The Sugar Craving Theory
Sugar triggers the release of brain chemicals and hormones, in what we call the “food reward”. This is crucial to satiety, i.e., feeling satisfied after eating.
The effect of sugar on the food reward is so powerful that it’s similar to drugs like cocaine, which can lead to an addiction to the rewarding feeling.7, 8
Some people who crave sweet food more than others don’t get the same satiety or food reward when replace sugar with artificial sweeteners, possibly leading to more cravings.1They probably experience withdrawal symptoms of the rewarding feeling.
It’s believed that this could be the reason artificial sweeteners are linked with increased appetite and cravings for sugary food in some studies, while others show no such effects. 1, 9, 10
Alternatives to Sugar and Artificial Sweeteners
Anyone who is (or is concerned about being) the type of person who craves the “food reward” should gradually reduce their consumption of sugar.

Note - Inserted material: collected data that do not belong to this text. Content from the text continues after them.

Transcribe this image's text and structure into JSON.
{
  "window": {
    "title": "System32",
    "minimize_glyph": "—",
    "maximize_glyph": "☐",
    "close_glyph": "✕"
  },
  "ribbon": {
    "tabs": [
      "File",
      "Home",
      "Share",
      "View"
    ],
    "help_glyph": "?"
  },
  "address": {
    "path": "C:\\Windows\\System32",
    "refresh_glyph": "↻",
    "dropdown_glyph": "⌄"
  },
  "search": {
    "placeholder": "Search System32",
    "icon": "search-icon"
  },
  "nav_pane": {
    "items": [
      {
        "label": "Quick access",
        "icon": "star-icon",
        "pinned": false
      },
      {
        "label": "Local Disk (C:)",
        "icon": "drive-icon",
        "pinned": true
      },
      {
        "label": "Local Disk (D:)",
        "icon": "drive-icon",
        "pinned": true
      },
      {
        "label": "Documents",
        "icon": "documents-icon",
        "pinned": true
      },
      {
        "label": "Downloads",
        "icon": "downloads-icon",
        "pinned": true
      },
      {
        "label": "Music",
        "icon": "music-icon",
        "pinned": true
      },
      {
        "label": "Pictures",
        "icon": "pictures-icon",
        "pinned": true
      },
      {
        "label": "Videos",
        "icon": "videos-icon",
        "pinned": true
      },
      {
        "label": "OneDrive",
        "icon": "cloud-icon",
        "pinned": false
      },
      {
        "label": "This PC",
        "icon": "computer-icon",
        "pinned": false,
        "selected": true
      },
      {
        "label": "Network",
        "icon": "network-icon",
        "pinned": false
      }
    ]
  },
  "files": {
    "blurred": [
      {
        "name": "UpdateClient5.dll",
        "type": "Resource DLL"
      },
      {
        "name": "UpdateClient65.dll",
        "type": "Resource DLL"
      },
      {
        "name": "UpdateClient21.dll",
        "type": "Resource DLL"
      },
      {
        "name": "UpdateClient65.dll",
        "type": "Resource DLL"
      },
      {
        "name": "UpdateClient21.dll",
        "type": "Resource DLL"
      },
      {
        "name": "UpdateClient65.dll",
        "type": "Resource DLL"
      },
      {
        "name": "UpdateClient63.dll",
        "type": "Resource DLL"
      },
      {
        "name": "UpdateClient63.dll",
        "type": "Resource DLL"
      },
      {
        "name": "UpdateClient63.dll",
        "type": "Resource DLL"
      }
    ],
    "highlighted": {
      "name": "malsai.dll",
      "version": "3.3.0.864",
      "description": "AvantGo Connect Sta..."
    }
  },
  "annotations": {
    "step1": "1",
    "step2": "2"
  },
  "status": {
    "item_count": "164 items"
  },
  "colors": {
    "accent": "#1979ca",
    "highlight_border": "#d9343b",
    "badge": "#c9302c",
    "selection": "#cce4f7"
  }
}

The higher the number of calories, the higher the “food reward”. So, low-calorie sweeteners like these may eventually dial down the cravings:
i. Low-calorie sweeteners that are derived from natural ingredients. For example, Stevia, extracted from the leaves of a plant called Stevia rebaudiana, is a very popular sweetener. A few studies suggest it that can lower blood pressure and blood sugar levels.11
ii. Sugar alcohols are also low-calorie sweeteners that have a similar sweetness to sugar with less than half the calories. These include xylitol, erythritol, sorbitol and mannitol. These offer some health benefits too. For example, xylitol appears to be good for dental and bone health.12, 13
As it turns out, there is no miracle solution that lets you gorge on sugar and sugary treats guiltlessly. But with these switches, it may be possible to no longer need it at all!

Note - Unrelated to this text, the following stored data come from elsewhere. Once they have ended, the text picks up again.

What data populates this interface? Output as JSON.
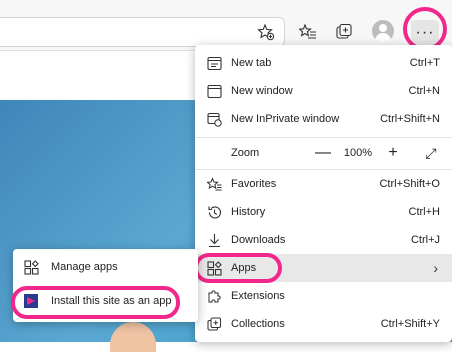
{
  "toolbar": {
    "icons": [
      "favorite-star-add-icon",
      "favorites-list-icon",
      "collections-icon",
      "profile-avatar-icon",
      "more-options-icon"
    ],
    "more_label": "···"
  },
  "menu": {
    "items": [
      {
        "label": "New tab",
        "shortcut": "Ctrl+T",
        "icon": "new-tab-icon"
      },
      {
        "label": "New window",
        "shortcut": "Ctrl+N",
        "icon": "new-window-icon"
      },
      {
        "label": "New InPrivate window",
        "shortcut": "Ctrl+Shift+N",
        "icon": "inprivate-icon"
      },
      {
        "label": "Favorites",
        "shortcut": "Ctrl+Shift+O",
        "icon": "favorites-icon"
      },
      {
        "label": "History",
        "shortcut": "Ctrl+H",
        "icon": "history-icon"
      },
      {
        "label": "Downloads",
        "shortcut": "Ctrl+J",
        "icon": "downloads-icon"
      },
      {
        "label": "Apps",
        "shortcut": "",
        "icon": "apps-icon"
      },
      {
        "label": "Extensions",
        "shortcut": "",
        "icon": "extensions-icon"
      },
      {
        "label": "Collections",
        "shortcut": "Ctrl+Shift+Y",
        "icon": "collections-icon"
      }
    ],
    "zoom": {
      "label": "Zoom",
      "value": "100%",
      "minus": "—",
      "plus": "+",
      "fullscreen": "⤢"
    }
  },
  "submenu": {
    "items": [
      {
        "label": "Manage apps",
        "icon": "manage-apps-icon"
      },
      {
        "label": "Install this site as an app",
        "icon": "install-app-icon"
      }
    ]
  },
  "colors": {
    "highlight_ring": "#f2278c",
    "page_art": "#4aa3cf",
    "menu_hover": "#e8e8e8"
  }
}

1. Yang Q. The Yale Journal of Biology and Medicine 2010, 83(2): 101-108.
2. AAN. Hold the diet soda? Sweetened drinks linked to depression, coffee tied to lower risk. ScienceDaily 2013 [cited]Available from: www.sciencedaily.com/releases/2013/01/130108162135.htm
3. Halldorsson TI, et al. Am J Clin Nutr 2010, 92(3): 626-633.
4. Lutsey PL, et al. Circulation 2008, 117(6): 754-761.
5. Nettleton JA, et al. Diabetes Care 2009, 32(4): 688-694.
6. Suez J, et al. Nature 2014, 514(7521): 181-186.
7. Avena NM, et al. Neuroscience and biobehavioral reviews 2008, 32(1): 20-39.
8. Lenoir M, et al. PLoS ONE 2007, 2(8): e698.
9. Miller PE & Perez V. Am J Clin Nutr 2014, 100(3): 765-777.
10. Tate DF, et al. Am J Clin Nutr 2012, 95(3): 555-563.
11. Goyal SK, et al. International Journal of Food Sciences and Nutrition 2009, 61(1): 1-10.
12. Livesey G. Nutrition Research Reviews 2003, 16(02): 163-191.
13. Maguire A & Rugg-Gunn AJ. Br Dent J 2003, 194(8): 429-436.